I'm working on a personal project and came across something that I didn't understand the outcome of. My aim was to split my list-type column into individual columns (each column having one element of the list) and I was able to do that successfully. However, one way of implementing it doesn't give the result I want, despite the code being the exact(??) same. I have two files football_tweets.py
and analyseFiles.py
this is my code for football_tweets.py
:
class TweetAnalyser():
#data = []
def createDataFrame(self, tweets):
##this fucntion creats the dataframe
df = pd.DataFrame(data=[tweet.full_text for tweet in tweets], columns=['tweets'])
df['id'] = np.array([tweet.id for tweet in tweets])
df['retweets'] = np.array([tweet.retweet_count for tweet in tweets])
df['likes'] = np.array([tweet.favorite_count for tweet in tweets])
df['created_at'] = np.array([tweet.created_at for tweet in tweets])
df['emoji_code'] = np.array([tweet_analyser.check_emoji(tweet) for tweet in df['tweets']])
df['tweet_sentiment'] = np.array([tweet_analyser.analyse_sentiment(tweet) for tweet in df['tweets']])
return df
def check_emoji(self, tweet):
#function to convert emoji symbol/char into its unicode
##translate and check emoji here
emoji_list = []
data = regex.findall(r'\X', tweet)
senti_df = pd.read_csv('new_sentiment_data.csv')
for word in data:
if any(char in emoji.UNICODE_EMOJI for char in word):
#translate word to unicdoe code
##append unicode code to list
try:
uni_code = f'U+{ord(word):X}'
emoji_list.append(uni_code)
except TypeError:
pass
return emoji_list
(there are more functions, but these are the only ones necessary for the question)
I ran the code as follows:
if __name__ == '__main__':
twitter_client = TwitterClient('Arsenal')

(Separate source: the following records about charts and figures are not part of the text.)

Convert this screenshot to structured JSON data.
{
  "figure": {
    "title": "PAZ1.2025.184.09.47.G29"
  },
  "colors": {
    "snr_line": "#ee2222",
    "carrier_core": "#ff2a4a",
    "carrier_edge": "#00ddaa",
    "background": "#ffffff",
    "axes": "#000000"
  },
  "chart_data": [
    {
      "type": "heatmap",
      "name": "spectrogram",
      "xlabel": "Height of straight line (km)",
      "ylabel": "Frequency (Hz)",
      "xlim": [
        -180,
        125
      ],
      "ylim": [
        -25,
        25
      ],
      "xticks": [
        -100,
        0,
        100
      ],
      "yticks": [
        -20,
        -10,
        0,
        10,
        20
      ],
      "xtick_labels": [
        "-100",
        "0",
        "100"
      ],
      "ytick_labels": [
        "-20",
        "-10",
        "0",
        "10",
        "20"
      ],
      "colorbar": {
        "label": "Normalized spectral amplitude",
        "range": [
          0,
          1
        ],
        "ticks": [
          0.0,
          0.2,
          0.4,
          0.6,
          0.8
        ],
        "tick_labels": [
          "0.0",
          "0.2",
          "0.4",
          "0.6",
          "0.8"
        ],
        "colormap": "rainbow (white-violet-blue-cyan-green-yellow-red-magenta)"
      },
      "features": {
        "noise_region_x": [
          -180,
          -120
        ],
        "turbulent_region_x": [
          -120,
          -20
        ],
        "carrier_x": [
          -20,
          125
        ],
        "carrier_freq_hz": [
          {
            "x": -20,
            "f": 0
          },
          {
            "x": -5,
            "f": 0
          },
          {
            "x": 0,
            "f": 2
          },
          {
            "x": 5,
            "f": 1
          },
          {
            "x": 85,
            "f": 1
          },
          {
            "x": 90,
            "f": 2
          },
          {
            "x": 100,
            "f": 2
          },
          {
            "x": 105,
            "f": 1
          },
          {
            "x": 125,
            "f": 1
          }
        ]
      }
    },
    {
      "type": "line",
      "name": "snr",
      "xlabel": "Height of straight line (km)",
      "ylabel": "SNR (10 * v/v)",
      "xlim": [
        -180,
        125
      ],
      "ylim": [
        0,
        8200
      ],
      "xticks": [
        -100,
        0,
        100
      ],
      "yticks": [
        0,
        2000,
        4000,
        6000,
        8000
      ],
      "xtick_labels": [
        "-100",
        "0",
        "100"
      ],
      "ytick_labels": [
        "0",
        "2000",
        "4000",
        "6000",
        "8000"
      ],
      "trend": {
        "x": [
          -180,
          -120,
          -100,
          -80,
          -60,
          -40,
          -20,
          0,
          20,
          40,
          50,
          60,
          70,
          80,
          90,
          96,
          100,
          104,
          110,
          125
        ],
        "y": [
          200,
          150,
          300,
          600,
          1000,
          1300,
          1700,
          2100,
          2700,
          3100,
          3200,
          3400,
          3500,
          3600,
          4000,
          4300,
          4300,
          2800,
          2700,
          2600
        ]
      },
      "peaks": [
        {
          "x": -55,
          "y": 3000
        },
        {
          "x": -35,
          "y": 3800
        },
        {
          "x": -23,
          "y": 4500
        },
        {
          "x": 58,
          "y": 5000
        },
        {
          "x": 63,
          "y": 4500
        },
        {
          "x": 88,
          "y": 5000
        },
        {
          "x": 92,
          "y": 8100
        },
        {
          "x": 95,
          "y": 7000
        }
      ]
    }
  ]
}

tweet_analyser = TweetAnalyser()
api = twitter_client.get_twitter_client_api()
tweets = twitter_client.get_user_tweets(1212442388981002240, 1236413003127566337)
df = tweet_analyser.createDataFrame(tweets)
df.to_csv('tweet_file.csv')
new_df = pd.DataFrame(df.emoji_code.values.tolist()).add_prefix('emoji_')
print(new_df)
and I received the EXPECTED result:
emoji_0 emoji_1 emoji_2 emoji_3 emoji_4 emoji_5
0 U+1F60D None None None None None
1 U+1F3B6 U+1F4A7 None None None None
2 U+1F4AC U+1F454 U+1F447 None None None
3 U+1F3C6 None None None None None
4 U+1F602 U+1F454 None None None None
.. ... ... ... ... ... ...
373 U+270A None None None None None
I then tried this same solution in a separate file, analyseFiles.py
as follows and received this result after printing:
def analyse_emoji():
df = pd.read_csv('tweet_file.csv')
senti_df = pd.read_csv('new_sentiment_data.csv')
new_df = pd.DataFrame(df.emoji_code.values.tolist()).add_prefix('emoji_')
print(new_df)
emoji_0
0 ['U+1F60D']
1 ['U+1F3B6', 'U+1F4A7']
2 ['U+1F4AC', 'U+1F454', 'U+1F447']
3 ['U+1F3C6']
4 ['U+1F602', 'U+1F454']
.. ...
373 ['U+270A']
Why did the second implementation not give me the expected result despite the code being the same? Is there a concept that I need to learn/brush up on? tweet_file.csv
is where I have stored the dataframe and I'm calling it in the second solution rather than the first, where I create it. Is that where the problem occurs?
***edit ***
print(df)
from football_tweets.py
:
tweets ... tweet_sentiment
0 The crucial moment.\n\n @LacazetteAlex\n\n#AR... ... 0.000000
1 "...so fresh, so clean..."\n\n#ARSWHU https... ... 0.333333
2 "I'm really happy with the result because bi... ... 0.600000
3 Your man of the match today...\n\n @Bernd_Len... ... 0.000000
4 Just another day on the touchline \n\n @m8ar... ... 0.000000
.. ... ... ...
369 Let's keep this going! ✊\n\n#ARSMUN ... 0.000000
print(df)
from analyseFiles.py
:
0 0 ... 0.000000
1 1 ... 0.333333
2 2 ... 0.600000
3 3 ... 0.000000
4 4 ... 0.000000
.. ... ... ...
373 373 ... 0.000000
This may be where the problem occurs.